🤖 AI Summary
This study addresses a critical gap in existing large language model–based multi-agent software engineering systems, which typically differentiate agents solely by role and workflow while neglecting the impact of behavioral traits such as personality and emotion on team performance. To bridge this gap, the work introduces a psychology-driven behavioral modeling framework that integrates the Big Five personality traits, basic emotions, software engineering work styles, and task-specific roles. The authors systematically evaluate 78 agent configurations across code generation and code review tasks. Results demonstrate that heterogeneous behavioral configurations outperform the best homogeneous setups in six out of eight model–task combinations, with performance gains ranging from 7.1 to 11.3 percentage points. Although high conscientiousness or fear increases revision counts and token consumption, it does not consistently enhance performance. This research establishes behavioral diversity as a key factor in collaborative efficiency and proposes a new paradigm of mixed behavioral configurations.
📝 Abstract
Multi-agent LLM systems for Software Engineering (SE) typically differentiate agents through roles and workflows, but little is known about how agents' behavioral profiles affect team performance.

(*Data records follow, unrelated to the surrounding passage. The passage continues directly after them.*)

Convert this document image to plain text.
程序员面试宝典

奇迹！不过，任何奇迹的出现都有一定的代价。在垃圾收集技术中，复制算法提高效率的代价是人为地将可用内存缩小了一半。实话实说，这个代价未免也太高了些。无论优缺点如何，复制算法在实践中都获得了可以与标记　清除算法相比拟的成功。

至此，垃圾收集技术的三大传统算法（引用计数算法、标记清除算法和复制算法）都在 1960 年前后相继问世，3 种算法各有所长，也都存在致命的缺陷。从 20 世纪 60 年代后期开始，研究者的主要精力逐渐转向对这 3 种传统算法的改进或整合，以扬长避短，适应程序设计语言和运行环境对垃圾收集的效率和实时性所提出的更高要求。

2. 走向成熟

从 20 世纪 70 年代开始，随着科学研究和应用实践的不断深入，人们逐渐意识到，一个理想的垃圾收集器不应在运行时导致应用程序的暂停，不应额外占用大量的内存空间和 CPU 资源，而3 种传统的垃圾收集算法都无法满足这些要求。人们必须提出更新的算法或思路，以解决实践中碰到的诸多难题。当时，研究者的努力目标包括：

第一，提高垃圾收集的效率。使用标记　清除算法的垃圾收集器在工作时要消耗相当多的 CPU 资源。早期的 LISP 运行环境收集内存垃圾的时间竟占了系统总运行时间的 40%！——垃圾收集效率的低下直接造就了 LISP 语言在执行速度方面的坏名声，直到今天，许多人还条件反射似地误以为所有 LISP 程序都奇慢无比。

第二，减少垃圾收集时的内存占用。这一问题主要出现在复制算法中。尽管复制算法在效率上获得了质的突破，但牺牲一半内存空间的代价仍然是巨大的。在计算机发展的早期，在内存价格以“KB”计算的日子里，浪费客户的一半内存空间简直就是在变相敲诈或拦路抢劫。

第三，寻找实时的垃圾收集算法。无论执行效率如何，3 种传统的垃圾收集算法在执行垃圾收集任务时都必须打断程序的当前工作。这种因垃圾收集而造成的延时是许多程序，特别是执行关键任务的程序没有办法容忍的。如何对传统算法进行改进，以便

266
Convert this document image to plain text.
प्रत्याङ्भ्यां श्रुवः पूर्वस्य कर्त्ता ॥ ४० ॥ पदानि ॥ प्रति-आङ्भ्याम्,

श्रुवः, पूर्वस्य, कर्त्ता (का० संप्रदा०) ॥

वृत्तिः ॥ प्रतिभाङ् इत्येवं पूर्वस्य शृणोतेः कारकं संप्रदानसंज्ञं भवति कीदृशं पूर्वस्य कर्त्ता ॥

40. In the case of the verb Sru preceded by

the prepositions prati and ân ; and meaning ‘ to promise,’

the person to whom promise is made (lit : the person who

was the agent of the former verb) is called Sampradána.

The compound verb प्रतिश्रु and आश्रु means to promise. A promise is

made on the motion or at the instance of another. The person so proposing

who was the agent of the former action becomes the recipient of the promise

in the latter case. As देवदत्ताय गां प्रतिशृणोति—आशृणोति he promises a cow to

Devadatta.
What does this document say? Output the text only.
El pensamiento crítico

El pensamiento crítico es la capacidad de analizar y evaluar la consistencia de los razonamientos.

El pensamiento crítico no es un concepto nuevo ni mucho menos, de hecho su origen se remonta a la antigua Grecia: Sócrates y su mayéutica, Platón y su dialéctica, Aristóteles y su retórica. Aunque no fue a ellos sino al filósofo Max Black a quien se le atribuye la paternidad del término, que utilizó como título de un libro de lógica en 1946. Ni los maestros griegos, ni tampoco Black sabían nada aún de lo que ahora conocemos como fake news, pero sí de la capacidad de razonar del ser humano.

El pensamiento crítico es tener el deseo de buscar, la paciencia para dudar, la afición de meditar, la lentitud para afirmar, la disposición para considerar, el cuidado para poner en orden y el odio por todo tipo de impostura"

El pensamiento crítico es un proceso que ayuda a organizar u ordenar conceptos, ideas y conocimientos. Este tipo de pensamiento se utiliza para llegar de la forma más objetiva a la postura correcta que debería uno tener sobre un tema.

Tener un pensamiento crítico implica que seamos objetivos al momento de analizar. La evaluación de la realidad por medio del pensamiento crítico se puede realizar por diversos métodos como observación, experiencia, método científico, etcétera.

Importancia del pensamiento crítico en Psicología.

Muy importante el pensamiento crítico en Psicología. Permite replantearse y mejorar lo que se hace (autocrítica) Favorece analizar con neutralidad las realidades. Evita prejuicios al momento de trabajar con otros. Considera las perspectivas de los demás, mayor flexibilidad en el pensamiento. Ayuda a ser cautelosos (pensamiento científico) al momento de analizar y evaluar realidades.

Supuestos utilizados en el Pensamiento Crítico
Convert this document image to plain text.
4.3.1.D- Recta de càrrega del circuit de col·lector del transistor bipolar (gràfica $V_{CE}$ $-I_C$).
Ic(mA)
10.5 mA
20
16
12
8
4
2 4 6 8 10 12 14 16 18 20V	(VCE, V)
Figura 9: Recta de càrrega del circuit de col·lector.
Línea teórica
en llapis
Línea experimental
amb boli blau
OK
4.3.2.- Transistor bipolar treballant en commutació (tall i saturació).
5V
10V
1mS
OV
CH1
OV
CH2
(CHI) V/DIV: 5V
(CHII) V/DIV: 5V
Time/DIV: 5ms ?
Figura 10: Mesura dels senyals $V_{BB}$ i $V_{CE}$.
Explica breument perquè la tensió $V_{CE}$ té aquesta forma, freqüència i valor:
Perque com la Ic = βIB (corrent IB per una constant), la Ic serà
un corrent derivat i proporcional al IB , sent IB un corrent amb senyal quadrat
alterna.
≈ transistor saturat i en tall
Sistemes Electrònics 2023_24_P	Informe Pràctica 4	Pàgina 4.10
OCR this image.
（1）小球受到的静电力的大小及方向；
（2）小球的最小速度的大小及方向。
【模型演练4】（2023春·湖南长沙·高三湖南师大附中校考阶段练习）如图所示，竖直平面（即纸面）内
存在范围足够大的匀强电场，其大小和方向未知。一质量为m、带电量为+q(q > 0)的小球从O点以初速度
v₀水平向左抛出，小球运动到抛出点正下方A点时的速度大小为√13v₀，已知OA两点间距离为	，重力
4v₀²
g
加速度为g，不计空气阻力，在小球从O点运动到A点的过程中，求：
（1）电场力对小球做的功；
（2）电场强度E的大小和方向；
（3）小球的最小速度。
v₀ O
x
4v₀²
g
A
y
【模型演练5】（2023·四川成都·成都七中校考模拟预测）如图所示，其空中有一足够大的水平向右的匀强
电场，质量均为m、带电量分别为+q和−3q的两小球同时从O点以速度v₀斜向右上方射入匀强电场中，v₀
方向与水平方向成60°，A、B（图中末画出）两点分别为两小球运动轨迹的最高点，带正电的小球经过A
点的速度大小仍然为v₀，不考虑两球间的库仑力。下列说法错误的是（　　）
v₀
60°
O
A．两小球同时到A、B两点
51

We investigate the impact of personality and emotion profiles on LLM agent teams using a psychology-informed framework that combines Big Five personality traits, basic emotions, SE-relevant work styles, and task roles. We evaluate 78 team-profile configurations across code generation and code review using four LLMs and 659 task instances. Results show that profile choice substantially affects both performance and team behavior. For code generation, the gap between the best and worst shared-profile configurations reaches 7.1-11.3 percentage points in pass@1 across models, while the best mixed-profile configuration outperforms the best shared-profile configuration in six of eight model-task settings. Profiles also influence collaboration dynamics and cost: fear and high-conscientiousness profiles increase revision activity, over-revision, and token usage without consistent performance gains. These findings identify agent profiles as an important design dimension in multi-agent SE systems, affecting not only task outcomes but also the efficiency of collaboration.